A laceration is a tear in tissue caused by either a shearing or a crushing force (Figure 4.8). Just as with contusions, one can have lacerations of internal organs as well as the skin. Lacerations of the skin tend to be irregular with abraded contused margins. They are caused by blows from blunt objects, falls, or impact from vehicles. The appearance of the laceration may not accurately reflect the instrument that produced it. Thus, a steel rod might produce not only a linear laceration of the scalp, but also a Y-shaped one. As a general rule, however, long, thin objects, such as pipes and pool cues, tend to produce linear lacerations, while objects with flat surfaces tend to produce irregular, ragged, or Y-shaped lacerations. Just as with contusions, determining the age of lacerations is difficult.
Lacerations occur most commonly over bony prominences, such as in the head, where the skin is fixed and can more easily be stretched and torn. Since different components of soft tissue have different strengths, there is usually incomplete separation of the stronger elements, such as blood vessels and nerves, so that when one looks into the depth of the laceration, one sees "bridges" of tissue running from side to side (Figure 4.9). The presence of bridging proves decisively that one is not dealing with an incised wound. The depths of the laceration should be explored for the presence of foreign material that could have been deposited there by the weapon or surface that caused the laceration.
If the blow or impact that causes a laceration is delivered at an angle, rather than perpendicular to the surface of the body, one will find undermining of the tissue on one side, which indicates the direction that the blow was delivered (Figure 4.10). The other side of the laceration, the side from which the blow was coming, will be abraded and beveled.

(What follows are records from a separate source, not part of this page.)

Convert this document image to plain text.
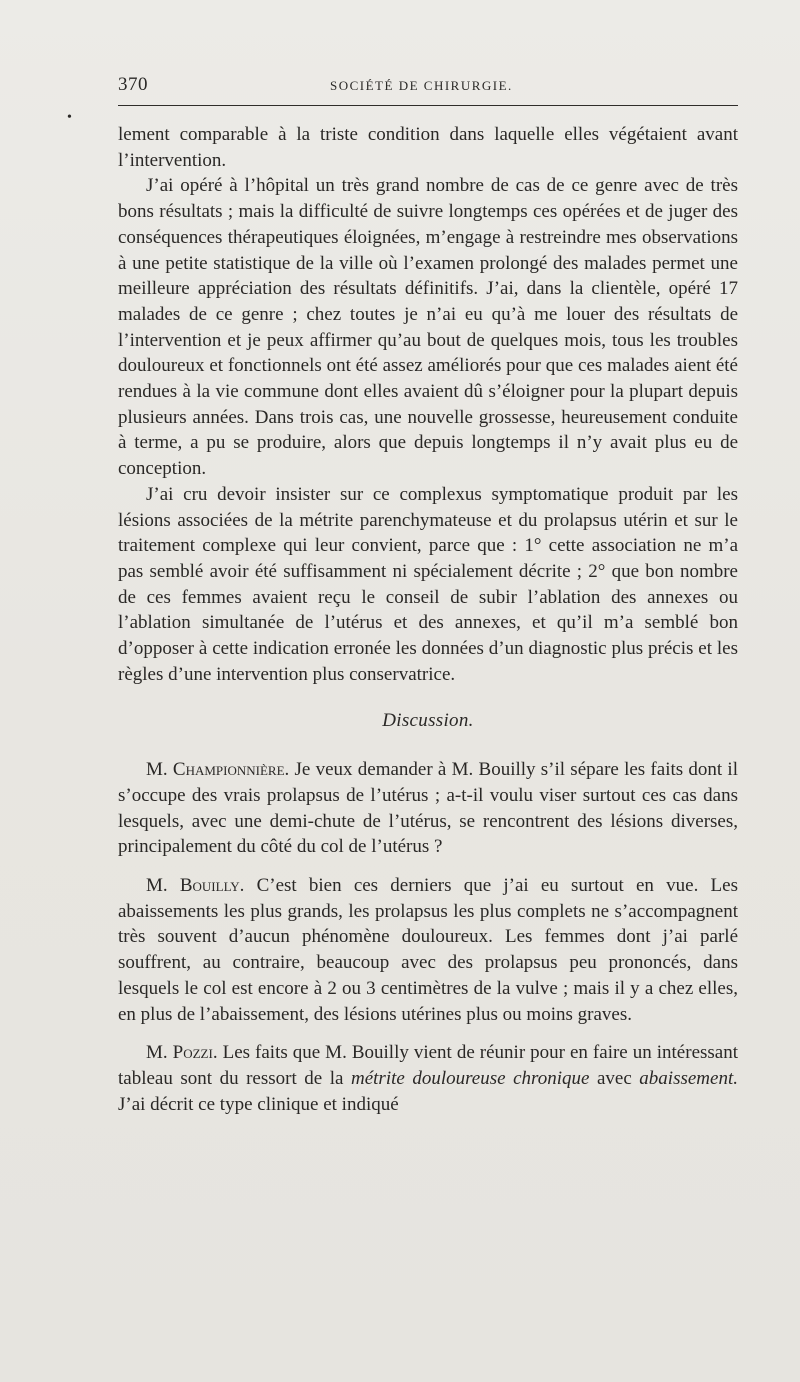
370	SOCIÉTÉ DE CHIRURGIE.
•

lement comparable à la triste condition dans laquelle elles végétaient avant l’intervention.

J’ai opéré à l’hôpital un très grand nombre de cas de ce genre avec de très bons résultats ; mais la difficulté de suivre longtemps ces opérées et de juger des conséquences thérapeutiques éloignées, m’engage à restreindre mes observations à une petite statistique de la ville où l’examen prolongé des malades permet une meilleure appréciation des résultats définitifs. J’ai, dans la clientèle, opéré 17 malades de ce genre ; chez toutes je n’ai eu qu’à me louer des résultats de l’intervention et je peux affirmer qu’au bout de quelques mois, tous les troubles douloureux et fonctionnels ont été assez améliorés pour que ces malades aient été rendues à la vie commune dont elles avaient dû s’éloigner pour la plupart depuis plusieurs années. Dans trois cas, une nouvelle grossesse, heureusement conduite à terme, a pu se produire, alors que depuis longtemps il n’y avait plus eu de conception.

J’ai cru devoir insister sur ce complexus symptomatique produit par les lésions associées de la métrite parenchymateuse et du prolapsus utérin et sur le traitement complexe qui leur convient, parce que : 1° cette association ne m’a pas semblé avoir été suffisamment ni spécialement décrite ; 2° que bon nombre de ces femmes avaient reçu le conseil de subir l’ablation des annexes ou l’ablation simultanée de l’utérus et des annexes, et qu’il m’a semblé bon d’opposer à cette indication erronée les données d’un diagnostic plus précis et les règles d’une intervention plus conservatrice.

Discussion.

M. Championnière. Je veux demander à M. Bouilly s’il sépare les faits dont il s’occupe des vrais prolapsus de l’utérus ; a-t-il voulu viser surtout ces cas dans lesquels, avec une demi-chute de l’utérus, se rencontrent des lésions diverses, principalement du côté du col de l’utérus ?

M. Bouilly. C’est bien ces derniers que j’ai eu surtout en vue. Les abaissements les plus grands, les prolapsus les plus complets ne s’accompagnent très souvent d’aucun phénomène douloureux. Les femmes dont j’ai parlé souffrent, au contraire, beaucoup avec des prolapsus peu prononcés, dans lesquels le col est encore à 2 ou 3 centimètres de la vulve ; mais il y a chez elles, en plus de l’abaissement, des lésions utérines plus ou moins graves.

M. Pozzi. Les faits que M. Bouilly vient de réunir pour en faire un intéressant tableau sont du ressort de la métrite douloureuse chronique avec abaissement. J’ai décrit ce type clinique et indiqué
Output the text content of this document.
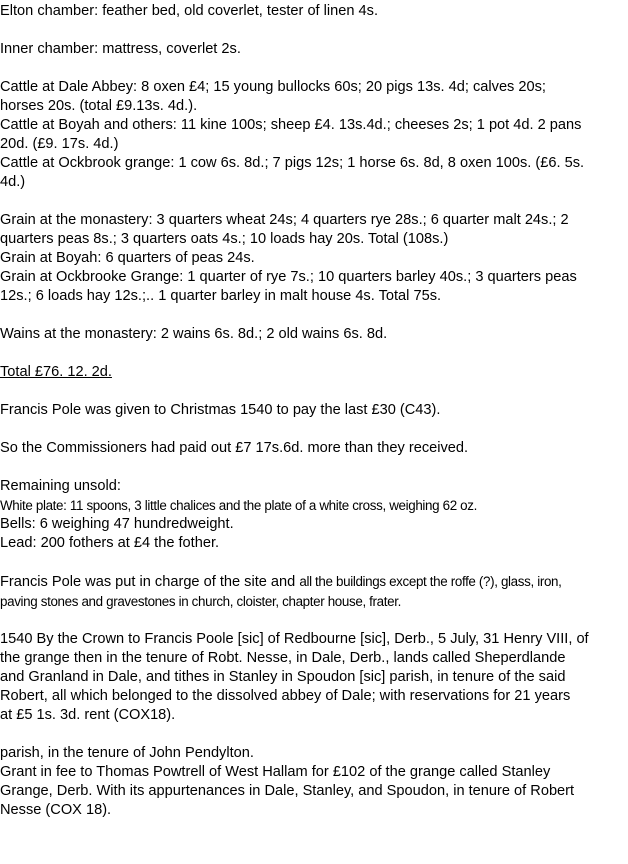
Elton chamber: feather bed, old coverlet, tester of linen 4s.

Inner chamber: mattress, coverlet 2s.

Cattle at Dale Abbey: 8 oxen £4; 15 young bullocks 60s; 20 pigs 13s. 4d; calves 20s;
horses 20s. (total £9.13s. 4d.).

Cattle at Boyah and others: 11 kine 100s; sheep £4. 13s.4d.; cheeses 2s; 1 pot 4d. 2 pans
20d. (£9. 17s. 4d.)

Cattle at Ockbrook grange: 1 cow 6s. 8d.; 7 pigs 12s; 1 horse 6s. 8d, 8 oxen 100s. (£6. 5s.
4d.)

Grain at the monastery: 3 quarters wheat 24s; 4 quarters rye 28s.; 6 quarter malt 24s.; 2
quarters peas 8s.; 3 quarters oats 4s.; 10 loads hay 20s. Total (108s.)

Grain at Boyah: 6 quarters of peas 24s.

Grain at Ockbrooke Grange: 1 quarter of rye 7s.; 10 quarters barley 40s.; 3 quarters peas
12s.; 6 loads hay 12s.;.. 1 quarter barley in malt house 4s. Total 75s.

Wains at the monastery: 2 wains 6s. 8d.; 2 old wains 6s. 8d.

Total £76. 12. 2d.

Francis Pole was given to Christmas 1540 to pay the last £30 (C43).

So the Commissioners had paid out £7 17s.6d. more than they received.

Remaining unsold:
White plate: 11 spoons, 3 little chalices and the plate of a white cross, weighing 62 oz.
Bells: 6 weighing 47 hundredweight.
Lead: 200 fothers at £4 the fother.

Francis Pole was put in charge of the site and all the buildings except the roffe (?), glass, iron,
paving stones and gravestones in church, cloister, chapter house, frater.

1540 By the Crown to Francis Poole [sic] of Redbourne [sic], Derb., 5 July, 31 Henry VIII, of
the grange then in the tenure of Robt. Nesse, in Dale, Derb., lands called Sheperdlande
and Granland in Dale, and tithes in Stanley in Spoudon [sic] parish, in tenure of the said
Robert, all which belonged to the dissolved abbey of Dale; with reservations for 21 years
at £5 1s. 3d. rent (COX18).

parish, in the tenure of John Pendylton.

Grant in fee to Thomas Powtrell of West Hallam for £102 of the grange called Stanley
Grange, Derb. With its appurtenances in Dale, Stanley, and Spoudon, in tenure of Robert
Nesse (COX 18).
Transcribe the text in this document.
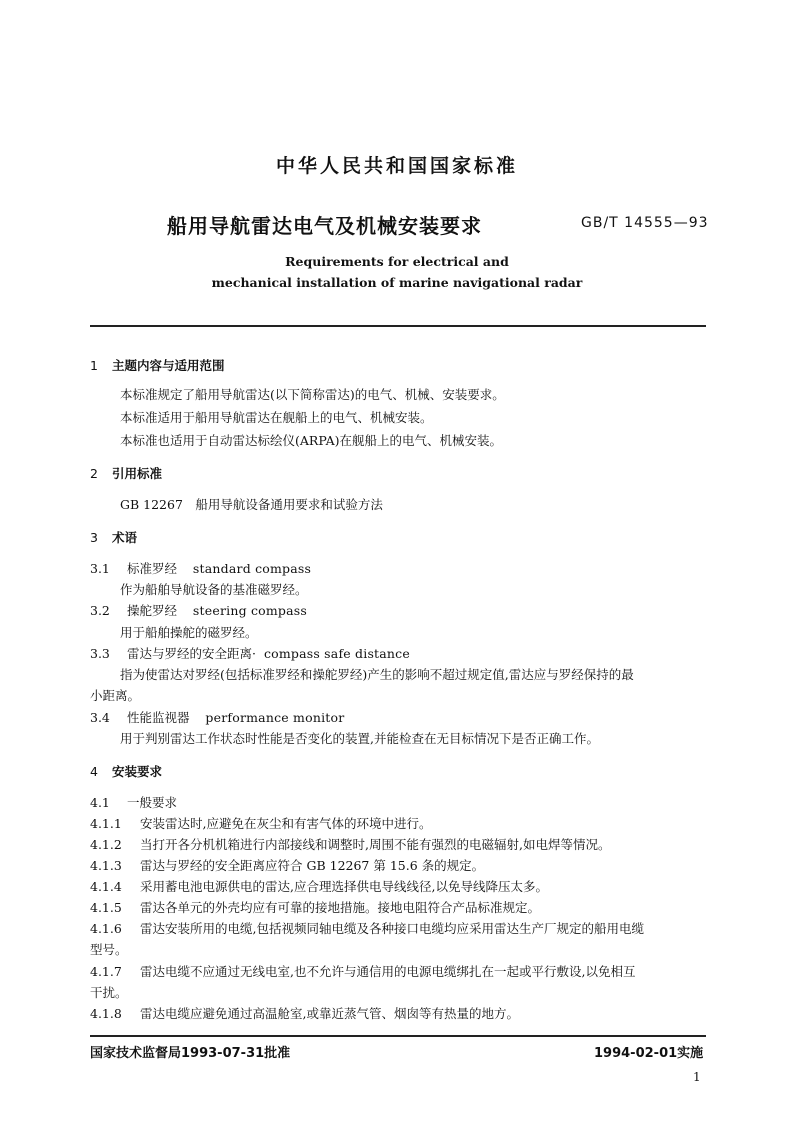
中华人民共和国国家标准
船用导航雷达电气及机械安装要求	GB/T 14555—93
Requirements for electrical and
mechanical installation of marine navigational radar
1 主题内容与适用范围
本标准规定了船用导航雷达(以下简称雷达)的电气、机械、安装要求。
本标准适用于船用导航雷达在舰船上的电气、机械安装。
本标准也适用于自动雷达标绘仪(ARPA)在舰船上的电气、机械安装。
2 引用标准
GB 12267　船用导航设备通用要求和试验方法
3 术语
3.1 标准罗经 standard compass
作为船舶导航设备的基准磁罗经。
3.2 操舵罗经 steering compass
用于船舶操舵的磁罗经。
3.3 雷达与罗经的安全距离· compass safe distance
指为使雷达对罗经(包括标准罗经和操舵罗经)产生的影响不超过规定值,雷达应与罗经保持的最
小距离。
3.4 性能监视器 performance monitor
用于判别雷达工作状态时性能是否变化的装置,并能检查在无目标情况下是否正确工作。
4 安装要求
4.1 一般要求
4.1.1 安装雷达时,应避免在灰尘和有害气体的环境中进行。
4.1.2 当打开各分机机箱进行内部接线和调整时,周围不能有强烈的电磁辐射,如电焊等情况。
4.1.3 雷达与罗经的安全距离应符合 GB 12267 第 15.6 条的规定。
4.1.4 采用蓄电池电源供电的雷达,应合理选择供电导线线径,以免导线降压太多。
4.1.5 雷达各单元的外壳均应有可靠的接地措施。接地电阻符合产品标准规定。
4.1.6 雷达安装所用的电缆,包括视频同轴电缆及各种接口电缆均应采用雷达生产厂规定的船用电缆
型号。
4.1.7 雷达电缆不应通过无线电室,也不允许与通信用的电源电缆绑扎在一起或平行敷设,以免相互
干扰。
4.1.8 雷达电缆应避免通过高温舱室,或靠近蒸气管、烟囱等有热量的地方。
国家技术监督局1993-07-31批准	1994-02-01实施
1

While most lacerations have irregular, abraded, even contused margins, if an individual is struck with a heavy object having a relatively sharp edge along the impacting surface, the wound produced may greatly resemble an incised wound (Figure 4.11). Careful examination of the wound, however, will usually reveal at least some abrasion of the margin, plus bridging in the depths of the wound. Occasionally, a very dull knife may produce an incised wound with abraded margins. Again, careful observation of the edges and base of the wound with a dissecting microscope usually makes differentiation
between an incised wound and a laceration relatively easy. In some instances, however, differentiation is not possible. Differentiation of a laceration from an incised wound of the head in a decomposed body is often not possible.
An avulsion or avulsive injury to the outside of a body is a form of laceration where the force impacting the body does so at an oblique or tangential angle to the skin, ripping skin and soft tissue off the underlying fascia or bone. Thus, tires passing over an extremity may avulse soft tissue off the bone. In a case of extreme avulsion, an extremity or even the head can be torn off the body. Internally, organs can be avulsed or torn off in part or in toto from their attachments.
A variation of an avulsive laceration is one produced by shearing forces, where the skin shows no signs of injury but the underlying soft tissue has been avulsed from the underlying fascia or connective tissue, creating a pocket that may be filled with a large quantity of blood. This injury is occasionally encountered on the backs of the thighs of pedestrians struck by motor vehicles. As the hood of the car impacts the back of the thigh and lifts up the pedestrian, it imparts a shearing force to this region, avulsing the skin and subcutaneous tissue off the fascia and creating pockets where blood can accumulate.